I prayed again for the first time while walking on the beach in Homer, and I felt my soul recharging. The next months wouldn’t be easy, though. When I was finally able to run again, I had little desire. When I did, my body was tired and sore. I wanted to disappear into a hole and not face anyone around me. Usually running in the mountains would bring joy, but even they didn’t. Nothing felt okay. I’m so thankful for my husband and my friend support through my church. I couldn’t have gotten through without the community around me. They sent meals, flowers, cards, went on slow walks with me, and checked in regularly.


I had been reading through the bible in a year for my first time, but I didn’t pick up my bible for a whole month after my ectopic pregnancy. I don’t think I felt angry at God… that wasn’t why. I just couldn’t seem to muster the strength to open it. Or pray. If I was honest, I felt forgotten. Abandoned. Why does He protect some people and not others? I felt like I slipped through the cracks of His provision, and more so, I felt that my prayers fell on deaf ears. How could I ever pray for a healthy pregnancy ever again? They were just cries that didn’t quite make it to Him or something.


Well, I finally decided to pick up where I left off, and the timing couldn’t have been more relevant. I read about David losing His firstborn son. He begged God and pleaded with God to save his son, but he died a week later. Do you want to know what David’s concern was? He wanted to remain a dwelling place for God. Instead of being angry with God, or pulling away from God, David wanted to make sure His life was a place where God could dwell...even after the death of his firstborn. Something shifted in me as I was slowly hiking up a mountain to slowly run the ridge on one of my first trail runs after surgery. Instead of feeling forgotten or abandoned, I wept. Do I go to God for what I can get out of Him? Or am I also a safe place for Him to rest? Do I blame him for the world’s problems instead of asking for wisdom to understand His heart? When I prayed like David did, asking that God would dwell deep within my soul, my grief shifted. I’m still sad about the losses I’ve experienced, but instead of blaming God for them, I invited Him into the grieving process with me. I realized that His Father heart was grieving with me. I’ll never understand why I went through those losses, just like I’ll never understand why awful things happen on this earth. But, if I focus on the ‘why, why, why’, I’ll drive myself crazy. If I instead posture myself in a way where my palms are face up, I can embrace whatever comes my way. I can experience a deep joy amidst sorrow. His peace floods my anxious heart and calms my soul. He hurts when we hurt.

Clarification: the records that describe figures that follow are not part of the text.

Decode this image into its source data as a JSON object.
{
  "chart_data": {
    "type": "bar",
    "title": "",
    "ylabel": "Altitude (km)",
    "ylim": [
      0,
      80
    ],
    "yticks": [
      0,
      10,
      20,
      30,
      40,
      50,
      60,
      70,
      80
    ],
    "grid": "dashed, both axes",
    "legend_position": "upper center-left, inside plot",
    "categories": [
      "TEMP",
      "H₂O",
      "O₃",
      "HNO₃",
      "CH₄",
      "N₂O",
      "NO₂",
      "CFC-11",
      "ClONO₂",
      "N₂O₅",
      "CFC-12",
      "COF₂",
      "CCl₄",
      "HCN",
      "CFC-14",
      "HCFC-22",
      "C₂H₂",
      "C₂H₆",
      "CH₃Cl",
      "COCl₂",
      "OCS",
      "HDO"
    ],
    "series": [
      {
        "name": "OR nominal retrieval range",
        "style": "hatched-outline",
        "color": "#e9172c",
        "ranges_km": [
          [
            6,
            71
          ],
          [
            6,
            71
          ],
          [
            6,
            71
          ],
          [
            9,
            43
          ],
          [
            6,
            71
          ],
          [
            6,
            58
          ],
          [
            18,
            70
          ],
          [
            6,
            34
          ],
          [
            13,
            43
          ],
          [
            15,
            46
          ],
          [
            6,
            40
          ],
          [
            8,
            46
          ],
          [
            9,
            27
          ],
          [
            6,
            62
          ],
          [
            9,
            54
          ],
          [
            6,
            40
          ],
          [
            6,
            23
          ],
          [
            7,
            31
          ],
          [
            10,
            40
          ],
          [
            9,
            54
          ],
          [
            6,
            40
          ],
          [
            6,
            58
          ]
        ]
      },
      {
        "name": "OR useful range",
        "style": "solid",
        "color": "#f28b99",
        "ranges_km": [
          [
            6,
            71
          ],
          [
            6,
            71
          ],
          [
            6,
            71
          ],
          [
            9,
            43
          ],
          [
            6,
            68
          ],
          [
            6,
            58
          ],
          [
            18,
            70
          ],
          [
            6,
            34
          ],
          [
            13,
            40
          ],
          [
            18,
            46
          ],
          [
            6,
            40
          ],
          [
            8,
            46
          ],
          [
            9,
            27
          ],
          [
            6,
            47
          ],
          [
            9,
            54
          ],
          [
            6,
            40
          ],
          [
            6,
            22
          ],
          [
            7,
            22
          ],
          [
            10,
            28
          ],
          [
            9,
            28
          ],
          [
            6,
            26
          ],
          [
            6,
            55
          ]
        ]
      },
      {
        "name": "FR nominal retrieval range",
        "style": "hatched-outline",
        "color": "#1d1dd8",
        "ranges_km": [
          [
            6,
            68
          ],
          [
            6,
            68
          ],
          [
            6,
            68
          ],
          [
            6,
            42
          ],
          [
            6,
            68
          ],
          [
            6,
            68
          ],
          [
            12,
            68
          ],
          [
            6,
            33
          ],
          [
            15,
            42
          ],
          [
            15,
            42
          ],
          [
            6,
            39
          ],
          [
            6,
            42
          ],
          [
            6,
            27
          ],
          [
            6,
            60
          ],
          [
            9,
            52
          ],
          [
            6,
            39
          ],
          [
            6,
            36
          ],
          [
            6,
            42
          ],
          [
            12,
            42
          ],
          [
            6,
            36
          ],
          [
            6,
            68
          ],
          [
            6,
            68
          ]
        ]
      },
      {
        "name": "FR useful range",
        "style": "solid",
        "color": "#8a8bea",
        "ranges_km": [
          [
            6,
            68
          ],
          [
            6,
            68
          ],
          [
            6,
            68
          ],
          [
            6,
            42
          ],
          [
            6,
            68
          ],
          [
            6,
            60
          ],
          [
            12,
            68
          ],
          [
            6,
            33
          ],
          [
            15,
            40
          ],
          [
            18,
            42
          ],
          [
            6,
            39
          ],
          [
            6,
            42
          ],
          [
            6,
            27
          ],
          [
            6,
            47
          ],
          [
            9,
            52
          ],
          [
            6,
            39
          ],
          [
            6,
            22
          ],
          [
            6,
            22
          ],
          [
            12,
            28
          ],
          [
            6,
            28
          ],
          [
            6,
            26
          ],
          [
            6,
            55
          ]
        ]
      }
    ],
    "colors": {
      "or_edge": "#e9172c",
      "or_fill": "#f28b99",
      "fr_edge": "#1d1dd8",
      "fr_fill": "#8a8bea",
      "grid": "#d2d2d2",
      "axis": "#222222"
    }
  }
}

With my second pregnancy, I was paranoid about everything. But the worrying and caution didn’t save my baby. I have to accept the fact that it wasn’t anything I did that caused the loss. I do know that the losses brought Christopher and I closer together. I’ve experienced a gentleness in him that I’d never known from him before. He experienced a vulnerability in me that he’d never known in me before. Our babies gifted us with a stronger marriage and a deeper love. They gifted me with a mother heart. They gifted me with gratitude despite tragedy. They gifted me with a love that I didn’t know I encompassed within me. Most importantly, they gifted me with a new understanding of my Maker. Spencer, Jordan, and Devin have blessed me with more than I could have imagined.


I’m now pregnant with our fourth babe due in March, 2023. We got to see a heartbeat for the first time at six weeks. I feel like the nurses have given me special treatment and offer scans more often to calm my nerves, and I feel blessed beyond blessed. I usually save the tears for when I’m alone…but when she turned the screen and reported, “Everything looks amazing!” I let out a laughter simultanesous with unexpected sobs. A little tiny bean with a fluttering heartbeat. Be still, my heart. Two weeks later, a larger baby with a fluttering heart. Be still, my heart. Two weeks later, we heard the heartbeat for the first time, and Baby was extremely wiggly. Be still, my heart.